El caso es que noté perfectamente en mi oreja el golpe de aire de su aliento, y una voz (creo recordar más femenina que masculina) que me dijo dos palabras inconexas muy seguidas. No consigo recordar cuáles eran. Sólo que cada una tenía dos sílabas y que no tenían nada que ver una con otra. Lo que me aterrorizó no fue el contenido del mensaje, sino cómo se produjo. Lo cierto es que aquello me despertó de mi plácido sueño, me sobresaltó como jamás nada me había sobresaltado y me quedé tumbada, totalmente aturdida, sintiendo como el mayor ataque de pánico que he sentido jamás me invadía por completo.

Intenté moverme, pero era inútil. Estaba totalmente paralizada. Sentí como poco a poco se erizaba todo el vello de mi piel hasta el punto de hacerme daño; la sensación de ponérseme la piel de gallina me subía desde los pies hasta el cuello, notando incluso como se ponía de punta el pelo de mi cabeza.

Quise gritar -sin saber siquiera por qué, pero quería hacerlo- pero cualquier intento era inútil. Intenté autotranquilizarme -supongo que todo lo que os narro sucedió en pocos segundos, pero lo recuerdo como una eternidad agonizante- y quise gritar de nuevo. De pronto, sentí como si mi cuerpo, que parecía por unos momentos de cristal, de lo rígido que estaba, se relajaba, y conseguí mover no sé qué músculo. De mi garganta salió una especie de ruido gutural, lo más parecido a un grito que pude emitir, y esa sensación de rigidez empezó a remitir. No entendía nada, seguía muy confusa, pero la sensación de miedo hacia aquella cosa extraña -escrito aquí puede parecer una tontería, pero os juro que fue horrible- no cesaba, y yo sólo pensaba "por favor, quiero dormirme, quiero dormirme, quiero dormirme..." Poco más recuerdo de los segundos posteriores, sólo sé que tuve la suerte de dormirme enseguida- de alguna forma quería huir de aquella sensación- y pasé sin pesadillas el resto de la noche.
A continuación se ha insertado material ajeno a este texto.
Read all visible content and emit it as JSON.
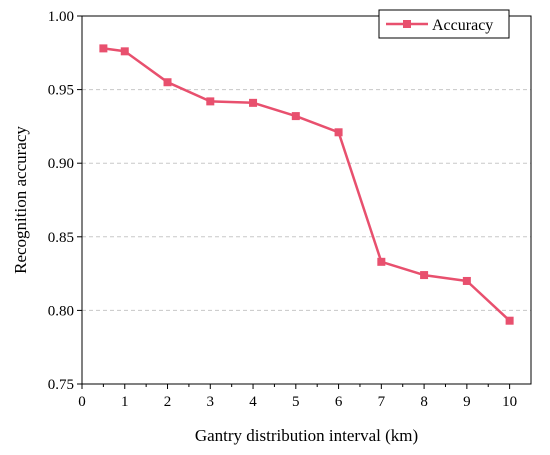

A la mañana siguiente, cuando desperté, recordaba todo perfectamente. De forma confusa se lo conté a mi familia sin saber seguro si había sido parte de un mal sueño. Aunque, con sinceridad, sé que algo raro ocurrió aquella noche. No sé cómo llamarlo, pero estoy totalmente segura de que aquello, fuera lo que fuera, me despertó desde el exterior, y que no formaba parte de una pesadilla. Como os decía al principio, jamás he vuelto a padecer algo parecido; pero me gustaría que si alguien lo lee y ha pasado por alguna experiencia similar la compartiera conmigo, para ver si lo entiendo mejor.

Ayuda a que no desaparezca la web, pincha aquí



Veronika

Hola Annie:
Mi nombre es Verónika y me gustaría compartir contigo lo que me pasó a mí.
Eran como las diez de la mañana de un sábado o domingo, no recuerdo bien y yo todavía me encontraba en mi cama entre dormida y despierta, luchaba por volverme a dormir ya que es algo que me encanta, en ese tiempo compartía una litera con mi hermana y mía era la cama de abajo, ya ella y toda mi familia hacía rato que se habían levantado y estaban en el comedor desayunando.

Yo como te decía luchaba por volverme a dormir, y me movía de un lado a otro. En un momento dado me puse boca arriba con miles de colchas o edredones encima ya que soy muy friolenta y me gusta dormir lo más acurrucada posible, fue en ese momento en que sentí como si alguien me aprisionara a la altura de mis hombros con una de mis colchas. Como la sensación ya la había sentido en ocasiones anteriores, reaccioné rápidamente moviendo uno de mis brazos como quien espanta algo y luego de lo más tranquila me volví a acomodar para lograr conciliar el sueño.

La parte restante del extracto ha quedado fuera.